Film büyük ölçüde Sampha'nın merhum ebeveynlerinin geldiği Sierra Leone'nin başkenti Freetown'da geçiyor. Birkaç Freetown sakinine ek olarak, birçok aile üyesinin de filmde rolü var; hatta jeneriğinde kendi bölümleri bile var. Beş erkek kardeşin en küçüğü olan Sampha, Londra'da doğan tek kişidir, bu yüzden Sierra Leone onun hayal gücünde büyük bir yer edinmiştir. Bu filmde çok az diyalog var, ancak sözlü alışverişler ağır geliyor.
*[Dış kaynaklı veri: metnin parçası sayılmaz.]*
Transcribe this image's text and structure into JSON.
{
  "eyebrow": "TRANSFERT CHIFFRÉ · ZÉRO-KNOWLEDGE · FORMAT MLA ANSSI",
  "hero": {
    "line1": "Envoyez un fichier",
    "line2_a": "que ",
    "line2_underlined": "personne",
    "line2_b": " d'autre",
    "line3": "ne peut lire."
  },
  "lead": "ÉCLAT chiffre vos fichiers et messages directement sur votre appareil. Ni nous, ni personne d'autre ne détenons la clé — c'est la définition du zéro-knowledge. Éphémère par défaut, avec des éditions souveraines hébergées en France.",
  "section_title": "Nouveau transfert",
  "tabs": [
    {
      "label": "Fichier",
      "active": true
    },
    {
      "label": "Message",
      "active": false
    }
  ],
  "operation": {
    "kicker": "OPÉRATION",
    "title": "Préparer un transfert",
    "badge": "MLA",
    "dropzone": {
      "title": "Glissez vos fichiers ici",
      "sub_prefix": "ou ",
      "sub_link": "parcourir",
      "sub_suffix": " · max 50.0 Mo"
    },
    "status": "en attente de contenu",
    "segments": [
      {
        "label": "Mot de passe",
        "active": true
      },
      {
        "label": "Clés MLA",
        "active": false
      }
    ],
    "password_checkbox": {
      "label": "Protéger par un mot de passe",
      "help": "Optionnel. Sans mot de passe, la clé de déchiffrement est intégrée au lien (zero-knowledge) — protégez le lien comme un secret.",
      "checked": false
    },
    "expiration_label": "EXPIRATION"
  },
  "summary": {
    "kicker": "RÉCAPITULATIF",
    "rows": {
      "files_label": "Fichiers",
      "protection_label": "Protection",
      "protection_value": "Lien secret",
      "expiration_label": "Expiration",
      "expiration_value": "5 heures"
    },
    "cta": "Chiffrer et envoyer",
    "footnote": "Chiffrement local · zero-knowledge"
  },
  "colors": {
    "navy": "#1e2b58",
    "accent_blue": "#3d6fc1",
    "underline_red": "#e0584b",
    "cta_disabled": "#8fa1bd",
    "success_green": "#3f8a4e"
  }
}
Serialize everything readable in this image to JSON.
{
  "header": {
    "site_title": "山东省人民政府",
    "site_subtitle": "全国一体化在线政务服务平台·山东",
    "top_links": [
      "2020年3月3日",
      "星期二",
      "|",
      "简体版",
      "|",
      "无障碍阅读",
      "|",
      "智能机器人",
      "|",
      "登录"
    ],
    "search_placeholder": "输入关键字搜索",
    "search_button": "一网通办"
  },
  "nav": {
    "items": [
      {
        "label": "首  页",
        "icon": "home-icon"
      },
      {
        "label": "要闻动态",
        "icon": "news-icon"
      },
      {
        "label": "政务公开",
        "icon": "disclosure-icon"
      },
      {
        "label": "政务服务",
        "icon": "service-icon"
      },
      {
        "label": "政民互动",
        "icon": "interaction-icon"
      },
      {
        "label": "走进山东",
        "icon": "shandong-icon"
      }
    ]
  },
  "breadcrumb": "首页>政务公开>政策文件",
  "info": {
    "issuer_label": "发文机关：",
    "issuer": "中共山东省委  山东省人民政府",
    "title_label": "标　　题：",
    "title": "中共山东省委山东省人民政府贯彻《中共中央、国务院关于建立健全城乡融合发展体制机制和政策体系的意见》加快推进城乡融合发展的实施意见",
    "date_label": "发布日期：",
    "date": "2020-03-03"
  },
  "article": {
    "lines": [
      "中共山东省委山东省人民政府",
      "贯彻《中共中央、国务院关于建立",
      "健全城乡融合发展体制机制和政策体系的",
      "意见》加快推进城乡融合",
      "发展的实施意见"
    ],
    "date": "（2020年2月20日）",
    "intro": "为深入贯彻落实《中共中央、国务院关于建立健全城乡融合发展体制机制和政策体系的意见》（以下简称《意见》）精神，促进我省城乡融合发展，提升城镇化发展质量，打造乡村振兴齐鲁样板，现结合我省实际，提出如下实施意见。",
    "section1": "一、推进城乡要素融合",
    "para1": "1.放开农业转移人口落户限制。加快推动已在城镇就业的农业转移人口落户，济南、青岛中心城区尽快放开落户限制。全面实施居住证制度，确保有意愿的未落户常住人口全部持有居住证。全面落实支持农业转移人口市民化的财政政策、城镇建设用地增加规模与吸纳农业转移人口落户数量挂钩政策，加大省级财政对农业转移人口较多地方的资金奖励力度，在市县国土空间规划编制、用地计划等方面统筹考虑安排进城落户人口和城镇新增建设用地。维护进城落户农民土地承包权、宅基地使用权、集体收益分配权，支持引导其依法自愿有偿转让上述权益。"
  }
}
Yaşlı bir kadının konuştuğunu duyuyoruz, ancak bir süre sonra kim olduğunu anlıyoruz: "Bu benim torunum Sampha," diyor kendini tanıtarak.
Sampha'nın yazıları gibi, Joseph'in görselleri de metafor ve sembolizmle doludur. Negatif bir filtreyle çekilmiş sahneler var -Freetown'ın avuçları bembeyazdı- ve Sampha'nın oturduğu bir düğünden sahneler var. Arada burada onun hakkında küçük bilgiler topluyoruz-ağabeyi onu doğal bir dışadönük olarak tanımlıyor, ama "onun içinde bir şeyler var"bunun çıkması lazım." Ama Sampha hakkında ne kadar çok şey bilirsen filmden o kadar çok şey alırsın.

Sampha'nın vokallerinin belirli parçalarının ekranda görünenlerle uyum içinde olduğu anlar. “Plastic 100°C” adlı parçadan “Genellikle eve koşardım…” şarkısını söylerken, Freetown'da bir eve merdivenleri tırmanan genç bir adam görüyoruz; ve çok daha sonra, Londra'daki ilk sahnede “Kora Sings”in açılışını duyuyoruz: “Kilometrelerce burada kimse yok.” Şarkı sözleri, kariyeri yükselmeye başlamışken, annesine bakmak için Londra'ya dönüşünü işaret ediyor. Geceleri bir sokakta, yağmurda performans sergiliyor.
Film boyunca ana figür Sampha'nın annesi Bintay Sisay'dır. Sonlara doğru, onun geçişini temsil eden bir uzay gemisinin havalandığı bir sahne var. Ve “Plastik 100°C”de, Sampha basınç altında erime hakkında durup dururken, Neil Armstrong ve Buzz Aldrin'in dokunmuş örnekleri var. Sonra ekran bir an kararıyor ve “Kimse Beni Tanımıyor (Beğendim) Piyano)” çalar. Sampha'nın erkek kardeşinin açıkladığı gibi, "Bu onun için söylediği son şarkıydı."